While Mahathir was levelling these accusations against him, both Ghafar and Sallehuddin sat at the same table without saying a word.


“The prime minister himself, from the beginning to the end, did not even look me in the eyes. He was looking down his table all the time.”


“I could detect Ghafar was strangely silent and Sallehuddin only caught me by the side of his eyes but he too appeared to be subdued. Ghafar kept his head down while Sallehuddin was writing in a notebook.”


No desire to quit


Salleh added that Mahathir promised him all retirement entitlements should he decide to accept his offer to resign.


“I told him that I was entitled to nothing as I was not yet 60. Obviously he was surprised when told I was not 60 yet. Finally, he said that if I did not step down he would institute a judicial tribunal to remove me.


“He said that I could see the Agong if I wanted to and he would not stop me from doing so. I told him I would not be resigning and he could do what he pleased.”


Salleh said that since there were nothing else te be said, he left after shaking the hands of Mahathir, Ghafar and Sallehuddin.


“None of the three looked me straight in my face.”


He said that he was not even accompanied out of the prime minister’s office by his aides and that he had to look for his driver on his own.


At the end of his note, Salleh wrote that he had no desire to quit until he had reached the age of 65.


He had also written a Quranic verse which says:


“No misfortune will fall on us expect what has been decreed by Allah.

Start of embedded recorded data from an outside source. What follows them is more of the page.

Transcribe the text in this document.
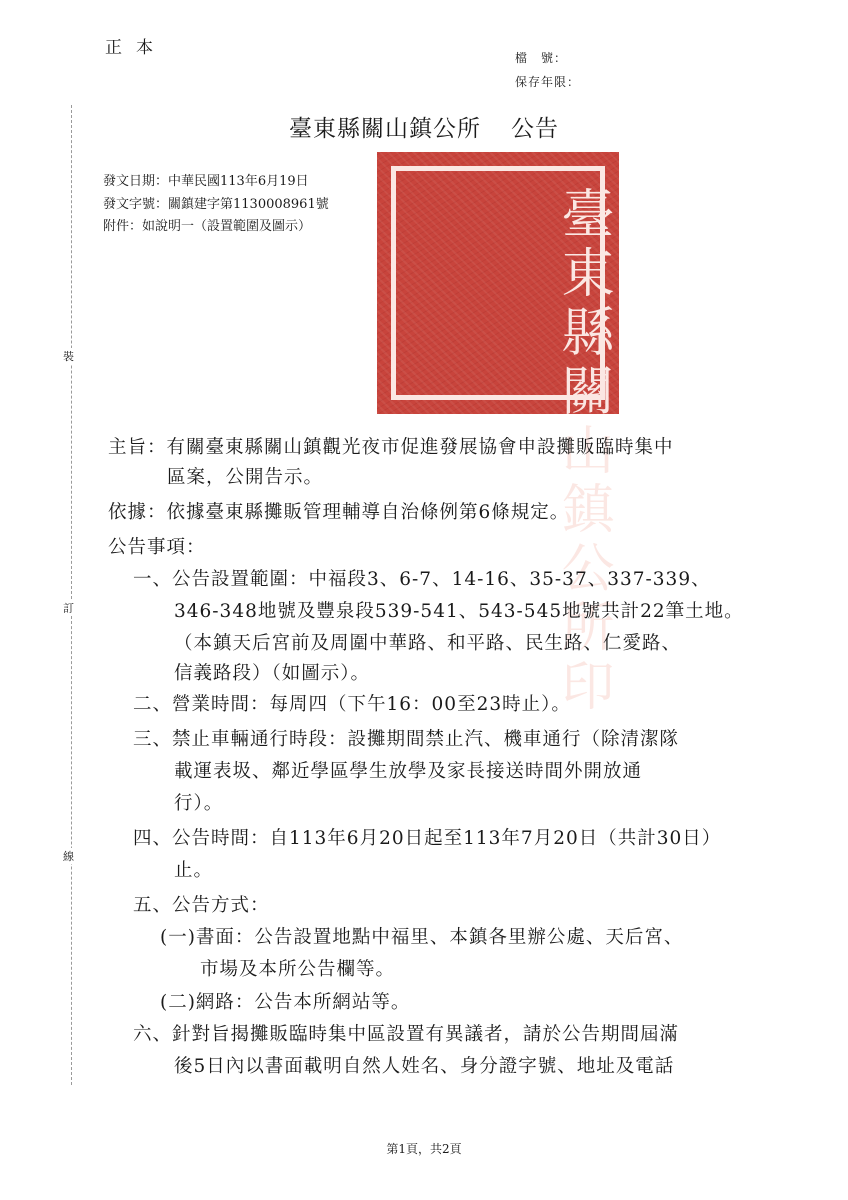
正本	檔　號：
保存年限：
臺東縣關山鎮公所 公告
發文日期：中華民國113年6月19日
發文字號：關鎮建字第1130008961號
附件：如說明一（設置範圍及圖示）	臺東縣關山鎮公所印
裝
訂
線
主旨：有關臺東縣關山鎮觀光夜市促進發展協會申設攤販臨時集中
區案，公開告示。
依據：依據臺東縣攤販管理輔導自治條例第6條規定。
公告事項：
一、公告設置範圍：中福段3、6-7、14-16、35-37、337-339、
346-348地號及豐泉段539-541、543-545地號共計22筆土地。
（本鎮天后宮前及周圍中華路、和平路、民生路、仁愛路、
信義路段）（如圖示）。
二、營業時間：每周四（下午16：00至23時止）。
三、禁止車輛通行時段：設攤期間禁止汽、機車通行（除清潔隊
載運表圾、鄰近學區學生放學及家長接送時間外開放通
行）。
四、公告時間：自113年6月20日起至113年7月20日（共計30日）
止。
五、公告方式：
(一)書面：公告設置地點中福里、本鎮各里辦公處、天后宮、
市場及本所公告欄等。
(二)網路：公告本所網站等。
六、針對旨揭攤販臨時集中區設置有異議者，請於公告期間屆滿
後5日內以書面載明自然人姓名、身分證字號、地址及電話
第1頁，共2頁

He is our protector and in whom the believers should place their trust.”


He ended his note: “This passage from the Quran struck my heart as I entered the door of the Prime Minister’s Office and it remained with me during the course of our discussion till the end, and to my exit from his room.”


Calls for judicial review


Mahathir stuck true to his words and set up a special tribunal which tried Salleh on charges of misconduct and for questioning constitutional amendments that seriously eroded the powers of the judiciary.


Salleh was then sacked.


Two of five supreme court judges - George Seah and Wan Sulaiman Pawanteh - who had ruled that the tribunal was convened unconstitutionally were sacked along with Salleh after being found guilty of misconduct by another tribunal.


Some have described the dismissal of the top judges from the Supreme Court - then the country's highest court, now renamed as Federal Court - as Malaysia’s darkest hours in its judicial history.


A month ago, Salleh broke his silence and supported the Bar Council’s call in reviewing the 1988 judicial crisis.


Last week, government backbencher Zaid Ibrahim also called for a review of the issue, adding that “he (Salleh) was not sacked because he wrote a letter to the King or because of his speech delivered in Universiti Malaya. It was because he wanted a nine-judge panel to hear the Umno case.”